The old woman opened the door and went forward, leading the way, with her arms uplifted, saying, 'The dove found no rest for the sole of her foot, and she returned into the ark, for the waters were on the face of the whole earth: then He put forth His hand, and took her, and pulled her in unto Him into the ark.' As the old woman said these last words, she touched the crucifix and the right, transfixed hand of the figure on it.

The white blinds were down in the room, the atmosphere was sweet with the scent of violets. At the head of the little bed was a table covered with a linen cloth, and the crucifix between bunches of white flowers and lighted wax candles was on it. Upon the bed lay Mirelle, her face as the purest wax, and a wreath of white and purple violets round her head, woven by the loving hands of old Genefer. The hands, contrary to the usual custom, were crossed over the breast. Genefer had seen this on a monument 'of the old Romans,' and she had thus arranged the hands of Mirelle, thinking it would be right so for her.

Herring stood by the bed looking at the pure face. Then he signed with one hand to Genefer to leave. The old woman went out softly. Herring still looked, and drawing forth a little case opened it and took out a sprig of white heath and laid it in the bosom of his dead wife.

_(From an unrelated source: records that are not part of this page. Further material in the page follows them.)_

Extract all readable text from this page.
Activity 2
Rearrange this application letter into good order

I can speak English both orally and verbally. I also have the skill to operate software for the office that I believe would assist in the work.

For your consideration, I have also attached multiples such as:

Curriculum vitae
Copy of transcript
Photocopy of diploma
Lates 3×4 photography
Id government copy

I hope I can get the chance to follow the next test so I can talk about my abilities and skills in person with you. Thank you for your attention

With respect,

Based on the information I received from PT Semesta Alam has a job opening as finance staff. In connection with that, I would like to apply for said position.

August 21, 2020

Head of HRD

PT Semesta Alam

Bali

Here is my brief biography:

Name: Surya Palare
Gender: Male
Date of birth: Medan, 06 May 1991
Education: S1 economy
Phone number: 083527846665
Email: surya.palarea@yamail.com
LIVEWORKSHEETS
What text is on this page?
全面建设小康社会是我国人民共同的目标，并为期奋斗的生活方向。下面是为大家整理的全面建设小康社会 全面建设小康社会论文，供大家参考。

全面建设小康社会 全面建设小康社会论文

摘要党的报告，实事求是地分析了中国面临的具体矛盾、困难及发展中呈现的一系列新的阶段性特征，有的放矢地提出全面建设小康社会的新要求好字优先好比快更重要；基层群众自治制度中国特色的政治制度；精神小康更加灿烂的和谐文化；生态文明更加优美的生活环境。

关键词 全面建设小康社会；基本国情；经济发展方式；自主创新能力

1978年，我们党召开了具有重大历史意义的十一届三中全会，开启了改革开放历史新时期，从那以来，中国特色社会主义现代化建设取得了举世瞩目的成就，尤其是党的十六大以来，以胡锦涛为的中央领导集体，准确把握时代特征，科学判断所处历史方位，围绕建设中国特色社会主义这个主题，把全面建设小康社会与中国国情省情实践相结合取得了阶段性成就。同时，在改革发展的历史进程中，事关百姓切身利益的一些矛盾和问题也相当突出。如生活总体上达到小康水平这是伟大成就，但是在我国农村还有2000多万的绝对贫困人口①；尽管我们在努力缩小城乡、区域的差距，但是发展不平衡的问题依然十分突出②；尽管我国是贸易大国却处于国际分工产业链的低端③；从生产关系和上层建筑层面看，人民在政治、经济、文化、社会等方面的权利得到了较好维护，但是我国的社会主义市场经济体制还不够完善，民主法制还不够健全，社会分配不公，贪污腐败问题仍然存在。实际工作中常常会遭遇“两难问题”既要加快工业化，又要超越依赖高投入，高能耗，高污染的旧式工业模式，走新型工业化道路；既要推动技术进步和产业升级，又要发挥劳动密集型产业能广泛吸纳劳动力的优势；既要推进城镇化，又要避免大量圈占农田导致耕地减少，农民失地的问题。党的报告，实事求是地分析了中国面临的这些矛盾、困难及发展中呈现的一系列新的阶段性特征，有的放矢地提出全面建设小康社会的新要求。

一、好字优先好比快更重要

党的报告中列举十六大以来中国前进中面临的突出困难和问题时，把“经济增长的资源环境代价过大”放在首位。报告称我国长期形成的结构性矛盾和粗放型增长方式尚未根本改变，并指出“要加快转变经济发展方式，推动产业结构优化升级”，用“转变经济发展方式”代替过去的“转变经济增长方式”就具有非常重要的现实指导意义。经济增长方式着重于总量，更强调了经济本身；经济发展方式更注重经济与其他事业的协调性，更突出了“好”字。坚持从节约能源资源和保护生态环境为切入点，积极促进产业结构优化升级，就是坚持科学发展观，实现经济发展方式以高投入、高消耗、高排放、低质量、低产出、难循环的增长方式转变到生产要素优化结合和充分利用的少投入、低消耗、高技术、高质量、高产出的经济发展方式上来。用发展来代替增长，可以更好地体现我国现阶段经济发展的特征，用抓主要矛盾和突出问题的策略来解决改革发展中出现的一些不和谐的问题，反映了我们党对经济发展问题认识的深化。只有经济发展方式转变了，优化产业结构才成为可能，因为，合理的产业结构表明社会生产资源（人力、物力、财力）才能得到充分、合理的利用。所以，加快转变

'Mirelle! once you refused it when I offered it you, once you refused it when offered you by Trecarrel, now you will keep and carry with you into eternity my good luck which I now give you.'

CHAPTER LX.

INTRODUCTORY.

Several weeks had passed. John Herring was back at West Wyke, grave, calm, with a gentle expression in his face and a far-off look in his eyes. The hardness and bitterness had gone, never to return. The Snow Bride would not freeze him to ice. He, in time, would thaw away like her. On his first return to West Wyke he had come back with blasted hopes, on his second with dislocated faith. Now he returned with recovered moral balance, not indeed hopeful, for hope is a delusion of youth, but able to look life in the face without a sneer.

Cicely received him with her usual brightness and sympathy. It was always pleasant to see her kind, sweet face, and to know what a good and honest heart beat in her bosom.